Xiang Ning, Landschoot Christopher
Graduate Program in Architectural Acoustics, Rensselaer Polytechnic Institute, Troy, NY 12180, USA.
Entropy (Basel). 2019 Jun 10;21(6):579. doi: 10.3390/e21060579.
This work applies two levels of inference within a Bayesian framework to accomplish estimation of the directions of arrivals (DoAs) of sound sources. The sensing modality is a spherical microphone array based on spherical harmonics beamforming. When estimating the DoA, the acoustic signals may potentially contain one or multiple simultaneous sources. Using two levels of Bayesian inference, this work begins by estimating the correct number of sources via the higher level of inference, Bayesian model selection. It is followed by estimating the directional information of each source via the lower level of inference, Bayesian parameter estimation. This work formulates signal models using spherical harmonic beamforming that encodes the prior information on the sensor arrays in the form of analytical models with an unknown number of sound sources, and their locations. Available information on differences between the model and the sound signals as well as prior information on directions of arrivals are incorporated based on the principle of the maximum entropy. Two and three simultaneous sound sources have been experimentally tested without prior information on the number of sources. Bayesian inference provides unambiguous estimation on correct numbers of sources followed by the DoA estimations for each individual sound sources. This paper presents the Bayesian formulation, and analysis results to demonstrate the potential usefulness of the model-based Bayesian inference for complex acoustic environments with potentially multiple simultaneous sources.
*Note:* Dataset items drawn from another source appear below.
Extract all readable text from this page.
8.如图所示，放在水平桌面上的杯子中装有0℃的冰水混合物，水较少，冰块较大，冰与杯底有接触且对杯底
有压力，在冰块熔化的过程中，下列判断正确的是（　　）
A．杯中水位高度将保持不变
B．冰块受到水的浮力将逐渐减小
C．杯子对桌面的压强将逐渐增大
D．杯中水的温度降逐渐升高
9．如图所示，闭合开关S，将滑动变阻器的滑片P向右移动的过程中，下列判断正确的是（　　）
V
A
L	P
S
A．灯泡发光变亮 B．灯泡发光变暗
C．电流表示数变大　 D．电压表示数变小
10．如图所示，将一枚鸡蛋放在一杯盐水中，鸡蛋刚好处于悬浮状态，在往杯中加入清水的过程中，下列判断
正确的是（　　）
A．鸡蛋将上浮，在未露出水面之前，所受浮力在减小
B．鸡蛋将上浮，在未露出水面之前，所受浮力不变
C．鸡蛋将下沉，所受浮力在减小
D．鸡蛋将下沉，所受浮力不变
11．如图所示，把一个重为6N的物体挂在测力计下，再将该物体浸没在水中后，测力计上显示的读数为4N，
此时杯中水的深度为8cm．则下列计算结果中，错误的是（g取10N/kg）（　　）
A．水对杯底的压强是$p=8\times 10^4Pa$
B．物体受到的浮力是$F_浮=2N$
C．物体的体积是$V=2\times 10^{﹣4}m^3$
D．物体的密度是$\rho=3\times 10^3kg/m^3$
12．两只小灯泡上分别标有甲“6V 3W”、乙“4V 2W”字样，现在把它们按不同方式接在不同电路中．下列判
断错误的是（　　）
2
这项工作在贝叶斯框架内应用了两个层次的推理来完成声源到达方向(DoA)的估计。传感模式是基于球谐波束形成的球形麦克风阵列。在估计DoA时,声学信号可能潜在地包含一个或多个同时存在的声源。利用两个层次的贝叶斯推理,这项工作首先通过较高层次的推理,即贝叶斯模型选择,来估计声源的正确数量。接着通过较低层次的推理,即贝叶斯参数估计,来估计每个声源的方向信息。这项工作使用球谐波束形成来制定信号模型,该模型以具有未知数量声源及其位置的解析模型的形式对传感器阵列上的先验信息进行编码。基于最大熵原理,纳入了模型与声音信号之间差异的可用信息以及到达方向的先验信息。在没有关于声源数量的先验信息的情况下,对两个和三个同时存在的声源进行了实验测试。贝叶斯推理对声源的正确数量提供了明确的估计,随后对每个单独声源进行了DoA估计。本文给出了贝叶斯公式和分析结果,以证明基于模型的贝叶斯推理在具有潜在多个同时声源的复杂声学环境中的潜在有用性。